A 5.0-kg block at rest on a frictionless surface is acted
on by forces F1 = 5.5 N
and F2 = 3.5 N. What additional horizontal force will
keep the block at rest?
Answer: F3 = (-7.6 N)
Well, keeping a block at rest requires some serious work! So, let's break it down. The block is being acted on by the forces F1 and F2, which are 5.5 N and 3.5 N respectively. We need to find the additional horizontal force, let's call it F3, that will keep the block at rest.
Now, the net force on the block must be equal to zero for it to remain at rest. Since the surface is frictionless, we don't need to consider any opposing forces due to friction.

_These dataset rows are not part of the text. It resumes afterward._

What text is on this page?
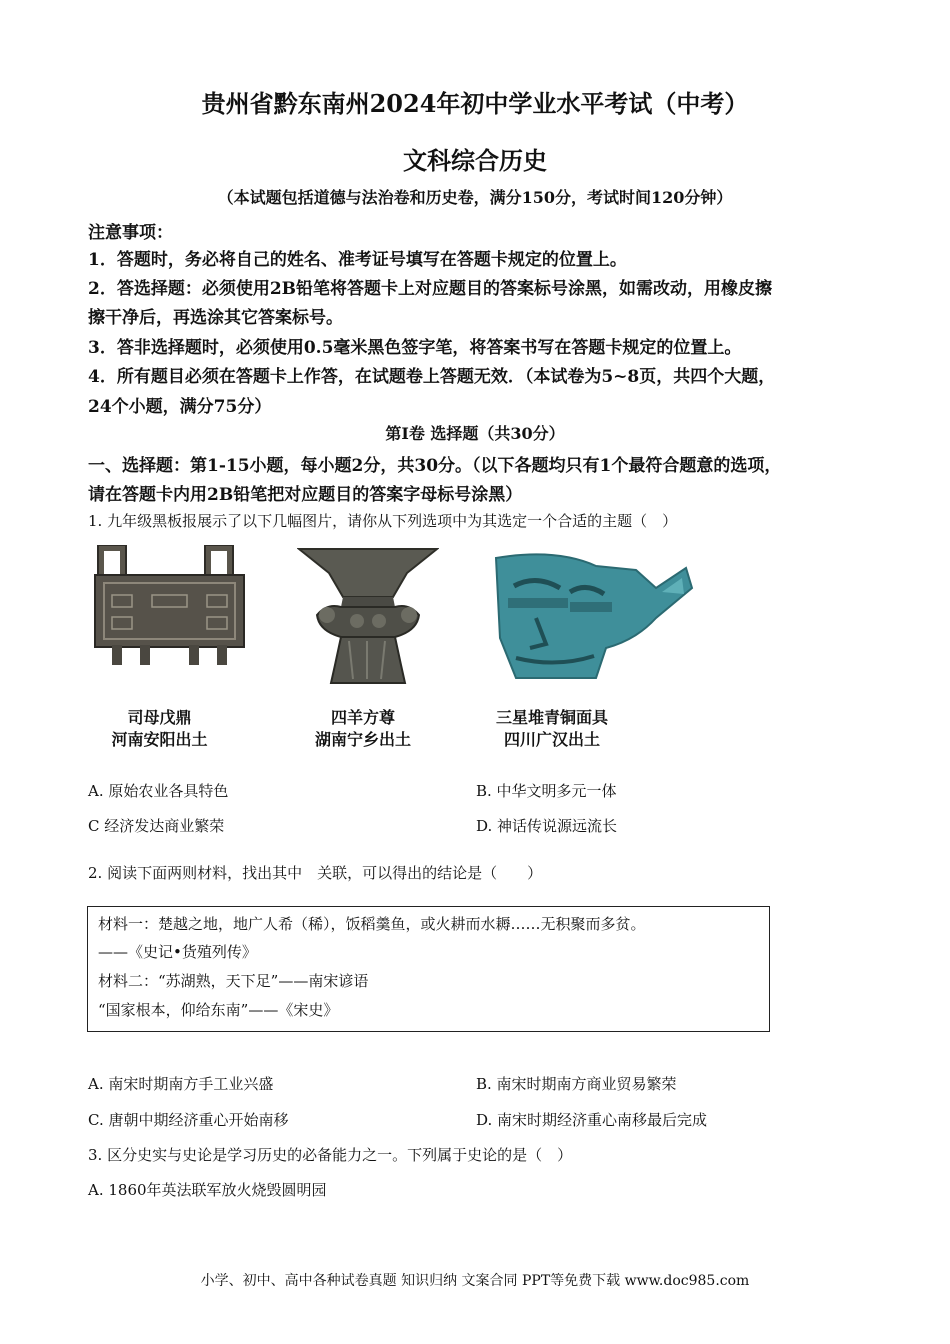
贵州省黔东南州2024年初中学业水平考试（中考）
文科综合历史
（本试题包括道德与法治卷和历史卷，满分150分，考试时间120分钟）
注意事项：
1．答题时，务必将自己的姓名、准考证号填写在答题卡规定的位置上。
2．答选择题：必须使用2B铅笔将答题卡上对应题目的答案标号涂黑，如需改动，用橡皮擦
擦干净后，再选涂其它答案标号。
3．答非选择题时，必须使用0.5毫米黑色签字笔，将答案书写在答题卡规定的位置上。
4．所有题目必须在答题卡上作答，在试题卷上答题无效．（本试卷为5~8页，共四个大题，
24个小题，满分75分）
第Ⅰ卷 选择题（共30分）
一、选择题：第1-15小题，每小题2分，共30分。（以下各题均只有1个最符合题意的选项，
请在答题卡内用2B铅笔把对应题目的答案字母标号涂黑）
1. 九年级黑板报展示了以下几幅图片，请你从下列选项中为其选定一个合适的主题（　）
司母戊鼎
河南安阳出土
四羊方尊
湖南宁乡出土
三星堆青铜面具
四川广汉出土
A. 原始农业各具特色	B. 中华文明多元一体
C 经济发达商业繁荣	D. 神话传说源远流长
2. 阅读下面两则材料，找出其中　关联，可以得出的结论是（　　）
材料一：楚越之地，地广人希（稀），饭稻羹鱼，或火耕而水耨……无积聚而多贫。
——《史记•货殖列传》
材料二：“苏湖熟，天下足”——南宋谚语
“国家根本，仰给东南”——《宋史》
A. 南宋时期南方手工业兴盛	B. 南宋时期南方商业贸易繁荣
C. 唐朝中期经济重心开始南移	D. 南宋时期经济重心南移最后完成
3. 区分史实与史论是学习历史的必备能力之一。下列属于史论的是（　）
A. 1860年英法联军放火烧毁圆明园
小学、初中、高中各种试卷真题 知识归纳 文案合同 PPT等免费下载 www.doc985.com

So, the equation to find the net force would be:
Fnet = F1 + F2 + F3
Now, let's plug in the given values:
0 = 5.5 N + 3.5 N + F3
Solving for F3, we have:
F3 = -7.6 N
So, it seems like the additional horizontal force required to keep the block at rest is a whopping -7.6 N. That's quite the force working against the other two! I hope that doesn't make things too chaotic!

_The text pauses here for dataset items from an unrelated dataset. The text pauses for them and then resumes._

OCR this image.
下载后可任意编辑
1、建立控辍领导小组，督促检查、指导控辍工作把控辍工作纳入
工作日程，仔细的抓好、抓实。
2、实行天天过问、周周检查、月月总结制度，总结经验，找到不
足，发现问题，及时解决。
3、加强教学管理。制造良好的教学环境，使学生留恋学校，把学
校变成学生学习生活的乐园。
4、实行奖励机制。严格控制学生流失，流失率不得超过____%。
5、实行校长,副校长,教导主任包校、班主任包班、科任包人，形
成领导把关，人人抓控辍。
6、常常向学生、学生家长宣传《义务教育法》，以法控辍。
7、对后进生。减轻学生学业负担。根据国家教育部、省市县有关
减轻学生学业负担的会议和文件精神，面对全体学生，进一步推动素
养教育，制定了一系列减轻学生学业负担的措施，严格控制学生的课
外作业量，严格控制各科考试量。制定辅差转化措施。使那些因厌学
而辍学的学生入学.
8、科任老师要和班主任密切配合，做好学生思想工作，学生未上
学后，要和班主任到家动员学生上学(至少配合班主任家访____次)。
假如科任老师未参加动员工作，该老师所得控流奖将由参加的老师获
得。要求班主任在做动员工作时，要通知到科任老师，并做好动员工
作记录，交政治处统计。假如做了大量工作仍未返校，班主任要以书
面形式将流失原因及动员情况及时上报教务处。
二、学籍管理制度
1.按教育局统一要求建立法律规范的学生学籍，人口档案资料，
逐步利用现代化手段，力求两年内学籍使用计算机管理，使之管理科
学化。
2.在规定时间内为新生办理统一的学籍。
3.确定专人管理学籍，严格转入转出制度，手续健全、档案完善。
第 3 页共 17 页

To keep the block at rest, the sum of all the forces acting on it must be equal to zero. Therefore, the additional horizontal force, F3, can be calculated by finding the net force acting on the block.

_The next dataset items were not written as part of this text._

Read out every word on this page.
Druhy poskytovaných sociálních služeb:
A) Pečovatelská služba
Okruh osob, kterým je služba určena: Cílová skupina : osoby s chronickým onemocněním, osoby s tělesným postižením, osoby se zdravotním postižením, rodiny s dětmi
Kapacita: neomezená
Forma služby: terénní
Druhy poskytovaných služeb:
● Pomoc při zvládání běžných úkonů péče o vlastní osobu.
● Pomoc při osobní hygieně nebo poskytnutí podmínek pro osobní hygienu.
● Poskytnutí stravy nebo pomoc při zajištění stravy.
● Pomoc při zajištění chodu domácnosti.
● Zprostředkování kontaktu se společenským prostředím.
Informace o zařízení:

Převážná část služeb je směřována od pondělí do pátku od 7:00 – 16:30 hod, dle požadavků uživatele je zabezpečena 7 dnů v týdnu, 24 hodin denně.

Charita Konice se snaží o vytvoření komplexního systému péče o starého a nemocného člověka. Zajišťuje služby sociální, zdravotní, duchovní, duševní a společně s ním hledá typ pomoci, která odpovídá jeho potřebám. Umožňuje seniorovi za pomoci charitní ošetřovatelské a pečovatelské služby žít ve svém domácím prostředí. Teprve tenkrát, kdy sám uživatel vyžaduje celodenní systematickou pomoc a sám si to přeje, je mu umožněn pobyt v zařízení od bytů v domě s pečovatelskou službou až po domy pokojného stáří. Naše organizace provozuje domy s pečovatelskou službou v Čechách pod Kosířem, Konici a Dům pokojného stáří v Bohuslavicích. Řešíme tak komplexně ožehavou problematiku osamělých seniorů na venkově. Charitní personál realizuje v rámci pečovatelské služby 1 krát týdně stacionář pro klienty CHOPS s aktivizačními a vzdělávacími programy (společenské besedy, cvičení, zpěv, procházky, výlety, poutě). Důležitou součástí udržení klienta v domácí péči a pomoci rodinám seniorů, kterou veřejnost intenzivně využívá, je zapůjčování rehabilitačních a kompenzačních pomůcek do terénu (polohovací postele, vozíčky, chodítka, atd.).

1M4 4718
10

The net force can be found by adding up all the forces acting on the block:
Net force = F1 + F2 + F3
Since F1 = 5.5 N and F2 = 3.5 N, we can substitute these values into the equation:
Net force = 5.5 N + 3.5 N + F3
Since the block is at rest, the net force must be equal to zero:
0 = 5.5 N + 3.5 N + F3
Simplifying the equation gives:
0 = 9 N + F3
To find the value of F3, we can isolate it:
F3 = -9 N
Therefore, the additional horizontal force needed to keep the block at rest is -9 N, or (-7.6 N) (rounded to one decimal place).
To find the additional horizontal force (F3) required to keep the block at rest, you need to determine the net force acting on the block. In this scenario, the net force should be zero since the block is at rest.
To calculate the net force, you need to sum up the forces acting on the block. The given forces are F1 = 5.5 N and F2 = 3.5 N. The net force can be calculated by adding the two forces together.
Net force (Fnet) = F1 + F2
Substituting the values, we get:
Fnet = 5.5 N + 3.5 N
= 9 N
Since the block is at rest, the net force acting on it should be zero. Therefore, an additional horizontal force is needed to balance out the existing forces and make the net force zero. This additional force is the negative sum of the existing forces:
F3 = -Fnet
= -9 N
So, the additional horizontal force required to keep the block at rest is F3 = -7.6 N.